Digital receipts are good all around
I made a recent purchase at Sears and during check-out I opted for an electronic receipt versus hard copy. Simple, yet the more I thought about it I realized how this one transaction benefits all parties involved.
The electronic option is a way for Sears to support efforts to go green. If that’s important to someone like me, then I have that option to do so. In a way I felt I was connecting with their brand, as we share a common interest.
Post-purchase I find that I’m still interacting with Sears. I receive my receipt via e-mail. It’s one more opportunity for the company to connect with a customer. On the receiving end, I’m happy to see my digital receipt along with other useful information. I learn that because I went green, I was automatically entered into a drawing; a nice, added benefit, I thought. In addition, I’m offered “recommendations” on other purchases I may be interested in. Smart – they’re cross selling other products and I, on the other hand, did consider their recommendations.

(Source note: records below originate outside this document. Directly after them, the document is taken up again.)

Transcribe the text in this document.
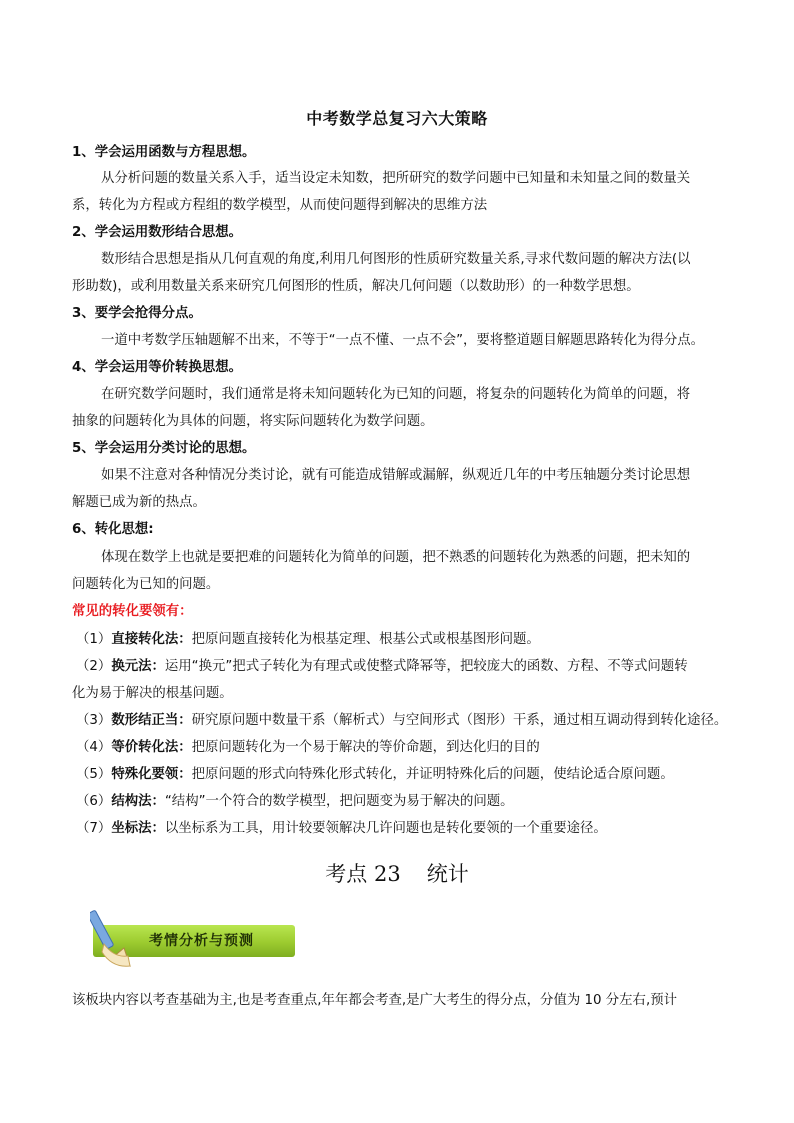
中考数学总复习六大策略
1、学会运用函数与方程思想。
从分析问题的数量关系入手，适当设定未知数，把所研究的数学问题中已知量和未知量之间的数量关
系，转化为方程或方程组的数学模型，从而使问题得到解决的思维方法
2、学会运用数形结合思想。
数形结合思想是指从几何直观的角度,利用几何图形的性质研究数量关系,寻求代数问题的解决方法(以
形助数)，或利用数量关系来研究几何图形的性质，解决几何问题（以数助形）的一种数学思想。
3、要学会抢得分点。
一道中考数学压轴题解不出来，不等于“一点不懂、一点不会”，要将整道题目解题思路转化为得分点。
4、学会运用等价转换思想。
在研究数学问题时，我们通常是将未知问题转化为已知的问题，将复杂的问题转化为简单的问题，将
抽象的问题转化为具体的问题，将实际问题转化为数学问题。
5、学会运用分类讨论的思想。
如果不注意对各种情况分类讨论，就有可能造成错解或漏解，纵观近几年的中考压轴题分类讨论思想
解题已成为新的热点。
6、转化思想:
体现在数学上也就是要把难的问题转化为简单的问题，把不熟悉的问题转化为熟悉的问题，把未知的
问题转化为已知的问题。
常见的转化要领有：
（1）直接转化法：把原问题直接转化为根基定理、根基公式或根基图形问题。
（2）换元法：运用“换元”把式子转化为有理式或使整式降幂等，把较庞大的函数、方程、不等式问题转
化为易于解决的根基问题。
（3）数形结正当：研究原问题中数量干系（解析式）与空间形式（图形）干系，通过相互调动得到转化途径。
（4）等价转化法：把原问题转化为一个易于解决的等价命题，到达化归的目的
（5）特殊化要领：把原问题的形式向特殊化形式转化，并证明特殊化后的问题，使结论适合原问题。
（6）结构法：“结构”一个符合的数学模型，把问题变为易于解决的问题。
（7）坐标法：以坐标系为工具，用计较要领解决几许问题也是转化要领的一个重要途径。
考点 23 统计
考情分析与预测
该板块内容以考查基础为主,也是考查重点,年年都会考查,是广大考生的得分点，分值为 10 分左右,预计
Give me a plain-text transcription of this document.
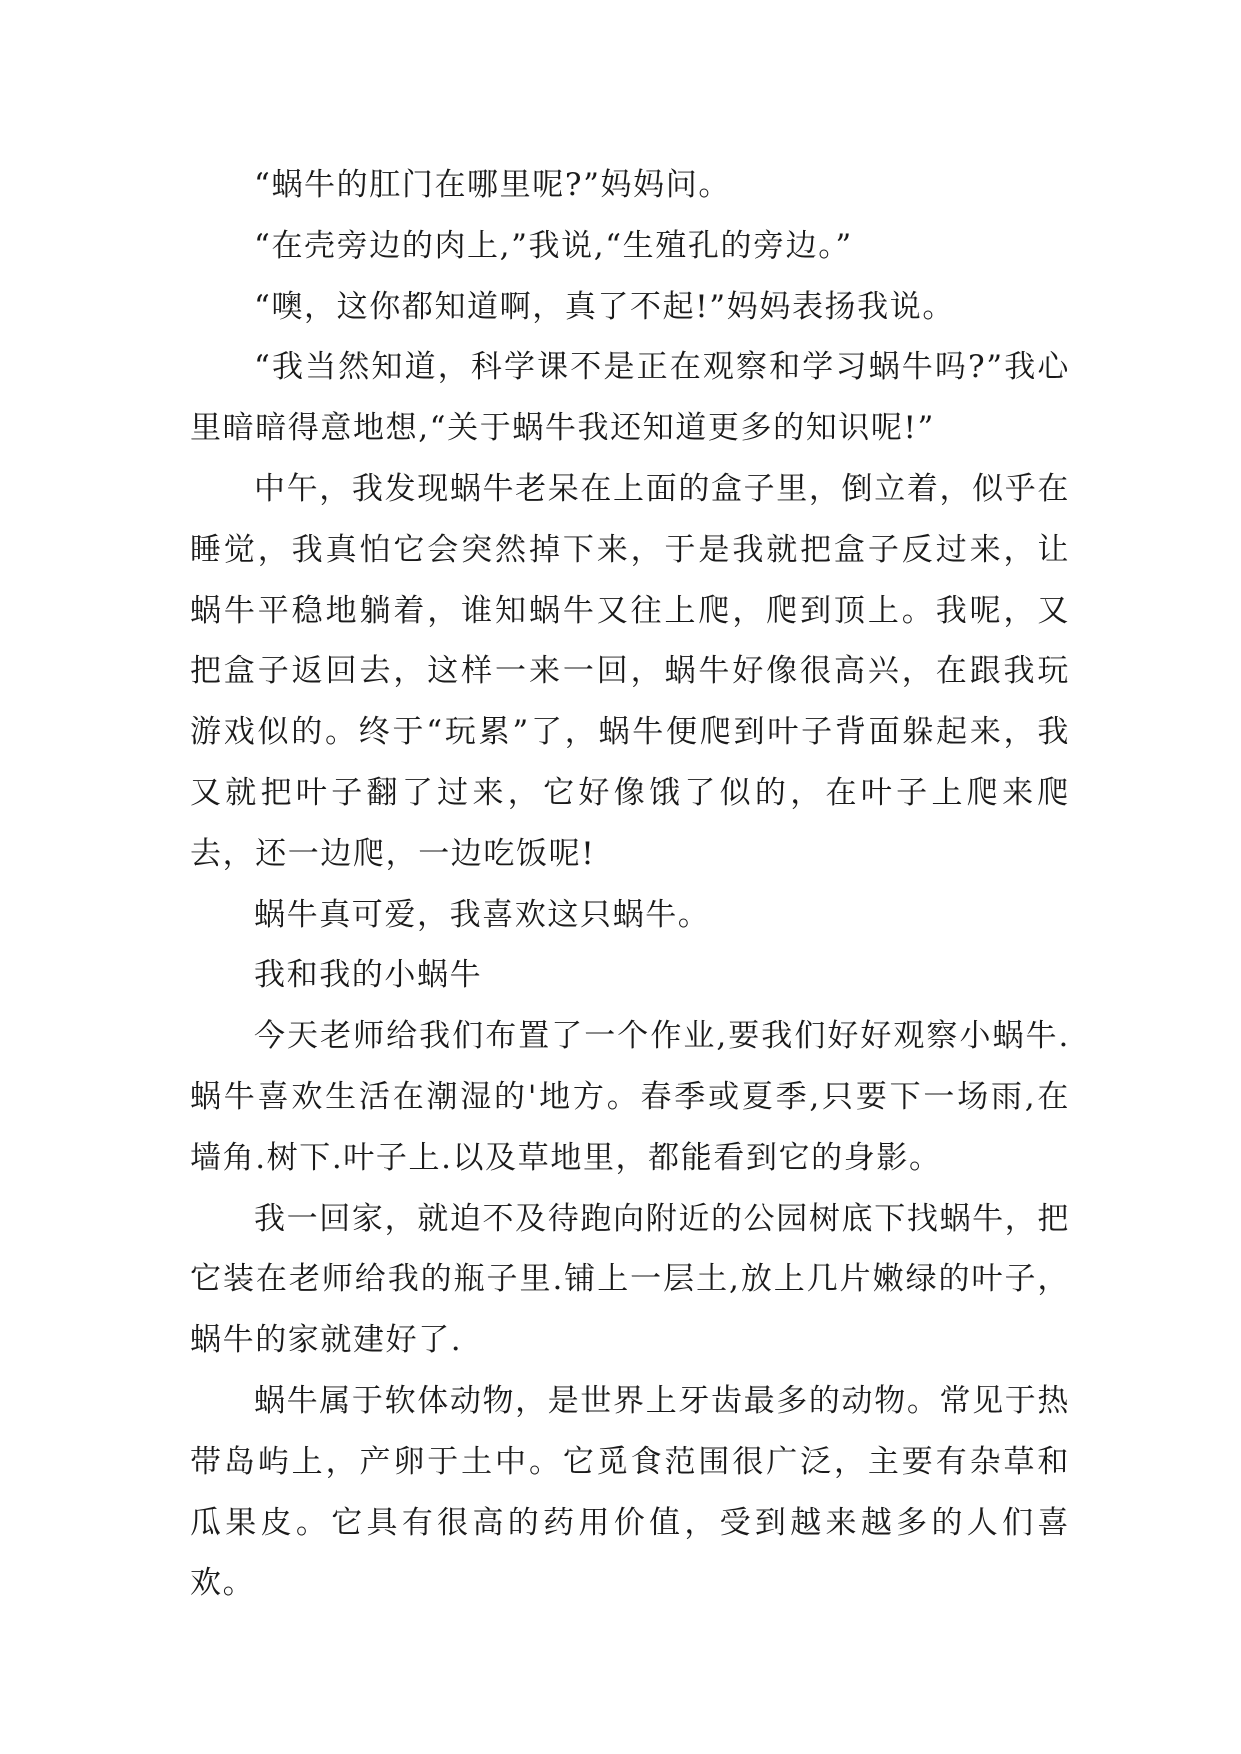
“蜗牛的肛门在哪里呢?”妈妈问。

“在壳旁边的肉上,”我说,“生殖孔的旁边。”

“噢，这你都知道啊，真了不起!”妈妈表扬我说。

“我当然知道，科学课不是正在观察和学习蜗牛吗?”我心里暗暗得意地想,“关于蜗牛我还知道更多的知识呢!”

中午，我发现蜗牛老呆在上面的盒子里，倒立着，似乎在睡觉，我真怕它会突然掉下来，于是我就把盒子反过来，让蜗牛平稳地躺着，谁知蜗牛又往上爬，爬到顶上。我呢，又把盒子返回去，这样一来一回，蜗牛好像很高兴，在跟我玩游戏似的。终于“玩累”了，蜗牛便爬到叶子背面躲起来，我又就把叶子翻了过来，它好像饿了似的，在叶子上爬来爬去，还一边爬，一边吃饭呢!

蜗牛真可爱，我喜欢这只蜗牛。

我和我的小蜗牛

今天老师给我们布置了一个作业,要我们好好观察小蜗牛. 蜗牛喜欢生活在潮湿的'地方。春季或夏季,只要下一场雨,在墙角.树下.叶子上.以及草地里，都能看到它的身影。

我一回家，就迫不及待跑向附近的公园树底下找蜗牛，把它装在老师给我的瓶子里.铺上一层土,放上几片嫩绿的叶子，蜗牛的家就建好了.

蜗牛属于软体动物，是世界上牙齿最多的动物。常见于热带岛屿上，产卵于土中。它觅食范围很广泛，主要有杂草和瓜果皮。它具有很高的药用价值，受到越来越多的人们喜欢。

This isn’t rocket science, but it is interesting how one simple offering that was of interest to me allowed Sears to have several touch points and connections with a customer, beyond just the in-store visit. These multiple touch points are certainly their intent, from a marketing standpoint, as they seek to engage me as often as they can – especially on a permission basis like this. Nicely done, Sears. And I hope I win that drawing!